Clearly mistaking the police for a different kind of pig, attendees of the party in Brussels, Belgium, assumed law enforcement banging down the doors was a precursor of what was to come, organisers told Polish news outlet Onet.
Polish orgy organiser David Manzheley said the some 20 predominantly naked men attending the bash in the heart of the city’s gay village “tired to unzip the pants of the police officers because they thought that the raid was part of the orgy”.
Among the attendees was Szajer, a senior conservative politician in the European Parliament and a once well-regarded figure in the right-wing party Fidesz.
Szajer, a founding member of the governing party and longtime ally of prime minister Viktor Orbàn, in fact, helped draft the country’s constitution a decade ago that defined marriage as strictly between a man and a woman, as well as recently pitching a proposal that could block same-sex couples from adopting.
Police raided the party and arrested Szajer, among others, for breaching coronavirus restrictions at the gay sex party – the 59-year-old abruptly resigned as an MEP and flanked by Orbàn after.
‘Daddy orgy’ host claims Jozsef Szajer tried to flee the party from the window
Manzheley, who has hosted “daddy orgies” for two years, claimed that his parties are attended by politicians from across Europe, including France, Germany, Holland, Switzerland, Spain and Ukraine.
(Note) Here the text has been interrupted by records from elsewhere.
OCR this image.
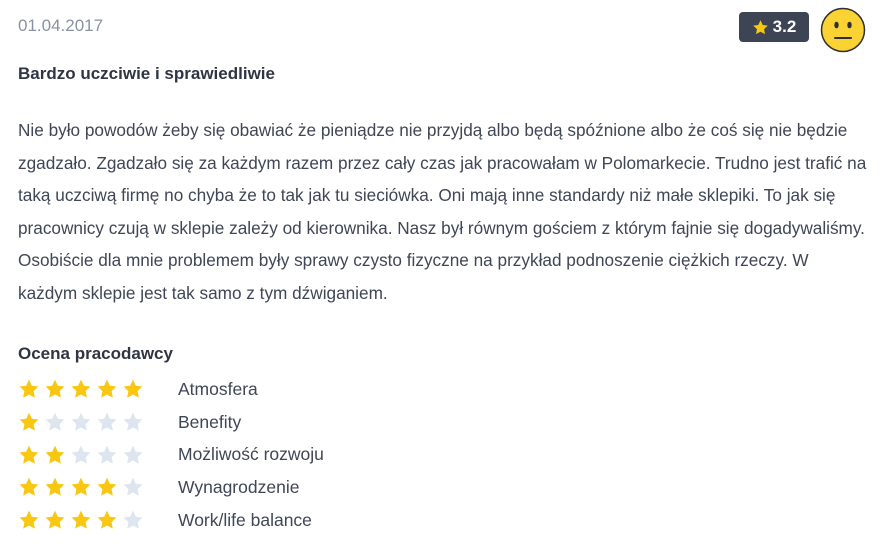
01.04.2017	3.2
Bardzo uczciwie i sprawiedliwie
Nie było powodów żeby się obawiać że pieniądze nie przyjdą albo będą spóźnione albo że coś się nie będzie zgadzało. Zgadzało się za każdym razem przez cały czas jak pracowałam w Polomarkecie. Trudno jest trafić na taką uczciwą firmę no chyba że to tak jak tu sieciówka. Oni mają inne standardy niż małe sklepiki. To jak się pracownicy czują w sklepie zależy od kierownika. Nasz był równym gościem z którym fajnie się dogadywaliśmy. Osobiście dla mnie problemem były sprawy czysto fizyczne na przykład podnoszenie ciężkich rzeczy. W każdym sklepie jest tak samo z tym dźwiganiem.
Ocena pracodawcy
Atmosfera
Benefity
Możliwość rozwoju
Wynagrodzenie
Work/life balance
But “Poles and Hungarians” were regular attendees, he claimed, including lawmakers from PiS, Poland’s own right-wing ruling party that has sought to erode LGBT+ rights in the country.
He noted that after police opened the unlocked door to the function, József Szájer tried to jump out of the apartment window. “I was busy with other guests then, so all I could see was the open window,” he said.
“My apartment is on the second floor, so it was too high to jump out onto the street. Eventually, Szájer stayed in the apartment and was taken by the police.”
Jozsef Szajer is married to Tunde Hando, a justice on Hungary’s Constitutional Court.
The office of the Brussels public prosecutor said in a statement that police intervened last Friday (27 November) after neighbours complained about noise.
“A passer-by reported to the police that he had seen a man fleeing” the scene, the prosecutor’s statement said, adding: “The man’s hands were bloody.
“It is possible that he may have been injured while fleeing. Narcotics were found in his backpack.
“The man was unable to produce any identity documents. He was escorted to his place of residence, where he identified himself as SJ (1961) by means of a diplomatic passport,” the prosecutor said, the initials and date of birth matching Szajer’s.